En juin 2003, Bemba dépose les armes pour entrer dans le nouveau gouvernement de transition et devient l’un des quatre vice-présidents de la RDC, tandis que le MLC accède au rang de parti politique officiel. En janvier 2007, il est élu sénateur. Mais sa défaite face à Joseph Kabila lors du scrutin présidentiel d’octobre 2006 a entretemps ravivé les tensions entre les deux hommes. Son refus de désarmer l’ALC et d’incorporer sa garde personnelle dans l’armée régulière provoque en mars 2007 des affrontements à l’arme lourde qui font plus de 200 morts à Kinshasa. Un mandat d’arrêt pour haute trahison est lancé contre Bemba qui trouve refuge au Portugal. Un an plus tôt, son “dossier centrafricain” était transmis à la CPI par le nouveau président de la RCA François Bozizé.

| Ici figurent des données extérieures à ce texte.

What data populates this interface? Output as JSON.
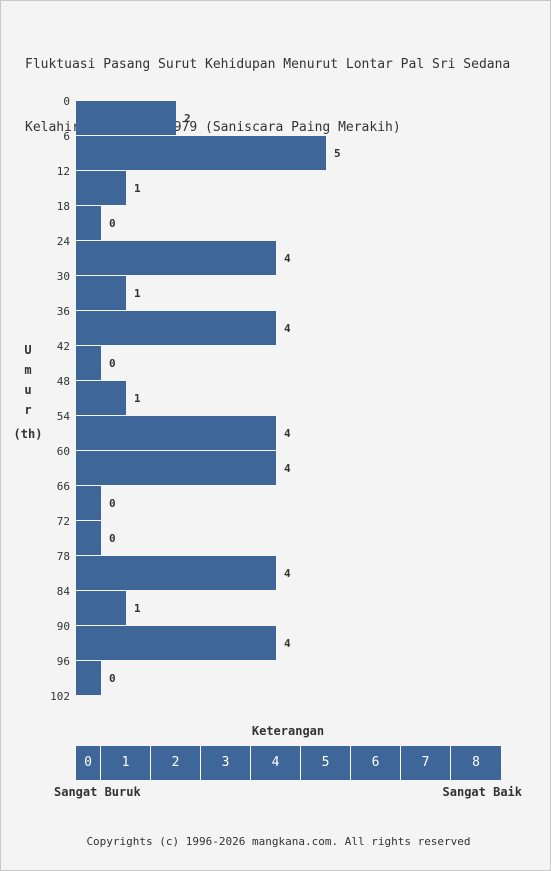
{
  "title_lines": [
    "Fluktuasi Pasang Surut Kehidupan Menurut Lontar Pal Sri Sedana",
    "Kelahiran 16 Juni 1979 (Saniscara Paing Merakih)"
  ],
  "chart_data": {
    "type": "bar",
    "orientation": "horizontal",
    "y_ticks": [
      "0",
      "6",
      "12",
      "18",
      "24",
      "30",
      "36",
      "42",
      "48",
      "54",
      "60",
      "66",
      "72",
      "78",
      "84",
      "90",
      "96",
      "102"
    ],
    "values": [
      2,
      5,
      1,
      0,
      4,
      1,
      4,
      0,
      1,
      4,
      4,
      0,
      0,
      4,
      1,
      4,
      0
    ],
    "ylabel_chars": [
      "U",
      "m",
      "u",
      "r"
    ],
    "ylabel_unit": "(th)",
    "xlim": [
      0,
      8
    ],
    "bar_color": "#3f6698"
  },
  "legend": {
    "title": "Keterangan",
    "cells": [
      "0",
      "1",
      "2",
      "3",
      "4",
      "5",
      "6",
      "7",
      "8"
    ],
    "left_label": "Sangat Buruk",
    "right_label": "Sangat Baik"
  },
  "footer": "Copyrights (c) 1996-2026 mangkana.com. All rights reserved"
}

Bemba est le premier dirigeant national à être poursuivi par la Cour pour des crimes commis dans un pays voisin. Il est également le seul suspect en procès pour les atrocités perpétrées en RCA. Un choix critiqué par les organisations de défense des droits de l’homme, qui reprochent aussi au Procureur de la CPI, Luis Moreno-Ocampo, de ne pas avoir inculpé Bemba pour les crimes commis par les forces du MLC en RDC, particulièrement en Ituri.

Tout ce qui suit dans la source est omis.